Gauland verweist auf Genscher
Wenige Minuten später verweist Gauland dann auf eine Rede des deutschen Außenministers Hans-Dietrich Genscher im Jahr 1990, in der der Liberale davon sprach, dass die NATO nicht über Deutschland hinaus ausgedehnt würde. Das deutsche Interesse, so der AfD-Mann, bestehe heute in einer Friedensinitiative, darüber hinaus müsse Russland in eine gemeinsame Ordnung einbezogen werden. Der Weg, die NATO immer weiter nach Osten auszudehnen, sei der falsche. Die russische Großmacht fühle sich durch diese stetige Verschiebung bedroht, erklärt der AfD-Politiker. Selbst ein ZDF-Einspieler verweist an dieser Stelle darauf, dass es in der Vergangenheit schon fünf NATO-Osterweiterungen gegeben habe, was jedoch FDP-Politiker Graf Lambsdorff, CDU-Mann Kiesewetter und Spiegel-Frau Amann nicht davon abhält, den Konflikt gegen jeden historischen Fakt wieder auf eine moralische Ebene zu heben. Der böse Russe, der gute Westen, die Nato als reines Verteidigungsbündnis. Hat man alles schon hundertfach gehört.

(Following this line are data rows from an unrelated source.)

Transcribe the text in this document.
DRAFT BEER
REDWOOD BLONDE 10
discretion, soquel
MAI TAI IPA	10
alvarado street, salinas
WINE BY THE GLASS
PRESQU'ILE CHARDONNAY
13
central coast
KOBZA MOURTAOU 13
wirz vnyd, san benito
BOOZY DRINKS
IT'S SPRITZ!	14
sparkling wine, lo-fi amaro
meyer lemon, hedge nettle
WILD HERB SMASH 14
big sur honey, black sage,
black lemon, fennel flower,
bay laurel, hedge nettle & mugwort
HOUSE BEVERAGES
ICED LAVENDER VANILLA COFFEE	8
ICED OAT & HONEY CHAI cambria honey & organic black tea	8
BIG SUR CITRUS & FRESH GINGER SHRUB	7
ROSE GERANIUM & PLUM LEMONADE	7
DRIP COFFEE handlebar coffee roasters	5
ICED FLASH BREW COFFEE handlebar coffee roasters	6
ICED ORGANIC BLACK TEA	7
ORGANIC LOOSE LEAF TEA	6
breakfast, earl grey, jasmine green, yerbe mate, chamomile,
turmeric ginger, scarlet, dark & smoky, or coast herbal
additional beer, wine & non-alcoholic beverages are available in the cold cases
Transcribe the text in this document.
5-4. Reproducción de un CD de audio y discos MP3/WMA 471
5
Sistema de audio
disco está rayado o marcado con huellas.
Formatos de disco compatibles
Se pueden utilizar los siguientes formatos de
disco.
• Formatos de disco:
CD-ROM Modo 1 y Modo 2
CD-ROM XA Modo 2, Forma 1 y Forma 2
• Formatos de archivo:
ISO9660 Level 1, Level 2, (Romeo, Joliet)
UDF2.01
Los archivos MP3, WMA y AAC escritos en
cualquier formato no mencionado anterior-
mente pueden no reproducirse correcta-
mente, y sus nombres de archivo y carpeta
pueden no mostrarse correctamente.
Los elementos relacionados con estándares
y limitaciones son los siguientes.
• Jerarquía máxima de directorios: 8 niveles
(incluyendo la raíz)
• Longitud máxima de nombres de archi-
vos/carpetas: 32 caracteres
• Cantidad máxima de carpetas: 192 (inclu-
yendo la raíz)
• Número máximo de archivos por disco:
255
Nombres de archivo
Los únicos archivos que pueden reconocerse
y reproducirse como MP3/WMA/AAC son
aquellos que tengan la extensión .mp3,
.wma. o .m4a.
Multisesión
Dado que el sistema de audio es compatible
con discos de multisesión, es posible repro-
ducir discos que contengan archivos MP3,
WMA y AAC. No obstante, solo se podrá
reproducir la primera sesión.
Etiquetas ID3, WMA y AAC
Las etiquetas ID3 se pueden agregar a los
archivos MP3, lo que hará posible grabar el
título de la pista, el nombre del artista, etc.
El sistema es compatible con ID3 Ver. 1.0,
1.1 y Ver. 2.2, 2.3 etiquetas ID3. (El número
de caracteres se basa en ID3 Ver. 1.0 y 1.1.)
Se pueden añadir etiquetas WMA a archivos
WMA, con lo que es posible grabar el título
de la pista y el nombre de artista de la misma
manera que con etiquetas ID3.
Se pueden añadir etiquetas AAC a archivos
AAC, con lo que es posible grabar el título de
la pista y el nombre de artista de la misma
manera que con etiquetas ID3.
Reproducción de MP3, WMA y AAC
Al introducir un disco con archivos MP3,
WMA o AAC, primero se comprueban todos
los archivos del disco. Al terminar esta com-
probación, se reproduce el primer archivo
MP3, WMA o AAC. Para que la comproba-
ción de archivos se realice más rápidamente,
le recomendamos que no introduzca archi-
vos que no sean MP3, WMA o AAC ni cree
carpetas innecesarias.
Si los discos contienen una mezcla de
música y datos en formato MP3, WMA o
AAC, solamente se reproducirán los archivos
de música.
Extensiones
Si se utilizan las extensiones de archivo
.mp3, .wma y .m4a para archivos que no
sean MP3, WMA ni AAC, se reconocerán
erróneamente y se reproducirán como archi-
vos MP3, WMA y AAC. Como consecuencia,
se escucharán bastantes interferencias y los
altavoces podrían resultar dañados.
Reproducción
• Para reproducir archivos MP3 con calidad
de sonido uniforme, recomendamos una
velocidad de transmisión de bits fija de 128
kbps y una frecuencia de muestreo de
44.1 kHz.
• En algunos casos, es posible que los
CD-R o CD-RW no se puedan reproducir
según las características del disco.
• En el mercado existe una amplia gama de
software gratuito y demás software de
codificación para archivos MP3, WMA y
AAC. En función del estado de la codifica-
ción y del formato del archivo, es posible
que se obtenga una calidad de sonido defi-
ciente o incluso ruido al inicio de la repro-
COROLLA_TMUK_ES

„Ich finde es keine gute Idee, wenn deutsche Panzer russische Soldaten töten“
Mit fortschreitender Sendezeit wird Gauland immer härter von den weiteren Diskussionsteilnehmern angegangen. Amann behauptet, der ehemalige AfD-Vorsitzende stelle die „Gefühle Russlands“ über das Völkerrecht und Kiesewetter blökt in US-Gehorsam andauernd dazwischen, wenn Gauland spricht. Dieser bleibt aber bei seiner klaren und sachlichen Linie: „Gegenüber einer Weltmacht, die noch dazu Atommacht ist, muss ich vorsichtiger sein, als wenn ich eine Auseinandersetzung mit Zypern habe.“ Der Bundestagsabgeordnete wird in den folgenden Minuten noch deutlicher: „Ich finde es keine gute Idee, wenn deutsche Panzer russische Soldaten töten.“ Kiesewetter ist prompt wieder zur Stelle und behauptet, es seien ukrainische Panzer, da Deutschland diese ja dem osteuropäischen Staat übergeben habe. Gauland lächelt aufgrund dieser kruden Ansicht aus der Union und formuliert noch einmal klar und deutlich: „Wir haben aus gutem Grund immer gesagt: Keine Waffenlieferungen in Kriegsgebiete und in Spannungsgebiete. Wir Deutschen hätten es nicht machen sollen.“
Illner kommt mit Vogelschiss-Zitaten – Gauland gibt Geschichtsstunde
Auch Moderatorin Illner gibt ihre relative neutrale Haltung vom Sendungsbeginn Stück für Stück auf und beruft sich an einer Stelle tatsächlich auf die völlig verstaubte „Vogelschiss“-Äußerung. Der AfD-Ehrenvorsitzende lässt sich das aber nicht gefallen und erläutert eindringlich, dass es sich hier um eine missverständliche Äußerung gehandelt und er sich mehrfach dafür entschuldigt habe. Als die ZDF-Frau später, flankiert von bald Botschafter Graf Lambsdorff, auf Aussagen des AfD-Politikers verweist, der gesagt hatte, dass ein starkes Russland auch immer ein freundliches Russland für Deutschland sei, gibt der Ehrenvorsitzender der Partei den beiden eine kostenlose Geschichtsstunde: „Die Russen haben uns geholfen 1763, die haben uns geholfen 1813, die haben uns geholfen bei der deutschen Vereinigung […] und 1990 wieder.“
„Wollen wir bis zum letzten Ukrainer und bis zum vorletzten Russen kämpfen?“
So viel historisches Wissen ist selten in den immergleichen Shows des öffentlich-rechtlichen Rundfunks, dass sich zumeist in infantilem Geschwätz und verbalem Virtue-Signalling erschöpft. Auch in der zweiten Hälfte der ZDF-Sendung versuchen Lambsdorff und Kiesewetter, keinen Zweifel daran zu lassen, dass sie und ihre Parteien auf der „guten“ Seite der Geschichte stehen. Mit einfachen Fragen kontert Gauland: „Wollen wir bis zum letzten Ukrainer und bis zum vorletzten Russen kämpfen?“ Es scheint so, als wollen das manche Gesprächsteilnehmer am Tisch sogar. Zum Glück kann der Zuschauer selbst entscheiden, welcher Meinung er sich hier anschließen möchte.